Biology as a subject needs more love

In an online youth forum, Mr Boo Zhao Zhi laments that Biology, in comparison to its science counterparts Chemistry and Physics, isn't being embraced on the same level as evidenced from the scarcity of questions posed by students taking up the subject in homework discussion threads.

To verify his exact sentiments, I therefore questioned:

"I take it to mean you feel Biology as a subject has been sidestepped? Traditionally, isn't biology perceived to be a subject where one can excel via sheer efforts of memorization and regurgitation?

Correct me if I am wrong."

Zhao Zhi answered:

"Yes that's what I meant.

It is true that Biology has much memory work involved. But then again, doesn't this apply to all the sciences? Physics, you gotta memorise the formulae and the SI units. Chemistry, you gotta memorise the Q/A (qualitative analysis) steps. And that is just some of the stuff but my point is that learning science is like learning a new language, and part of learning a new language is understanding the lingo. It is unfortunate that the O/A level syllabus has focused Biology on pure facts and memory and the students have take Biology as such: pure memory.
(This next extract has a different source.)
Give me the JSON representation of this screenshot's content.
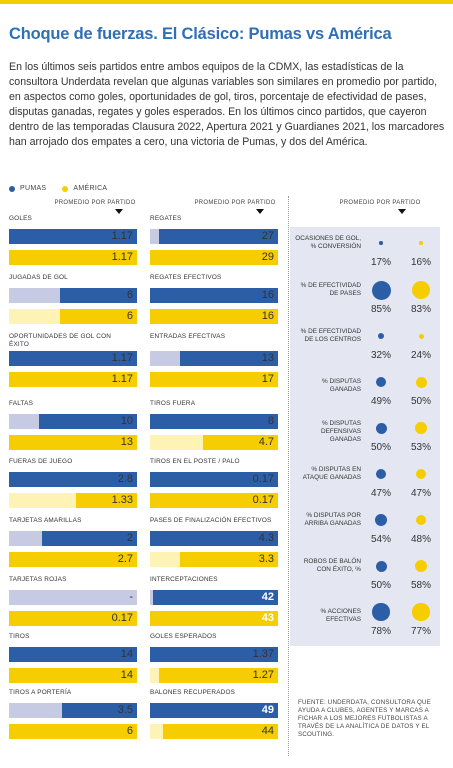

Students should stop and ask why. They should ask about the things they are trying to memorise. Why do systems work in a certain way? If they understand, then they would realise that there is not much need to memorise stuff at all.

And asking questions should also apply to the other sciences. I took Chemistry during the Os and I hated memorising the Q/A list. All the different colors changing all over the place. And crap precipitating from seemingly nowhere. But if I had stopped and asked why the chemicals made such brilliant colors, or how can something precipitate, and then dissolve again like magic, then I would probably had a more enjoyable time going through the Q/A."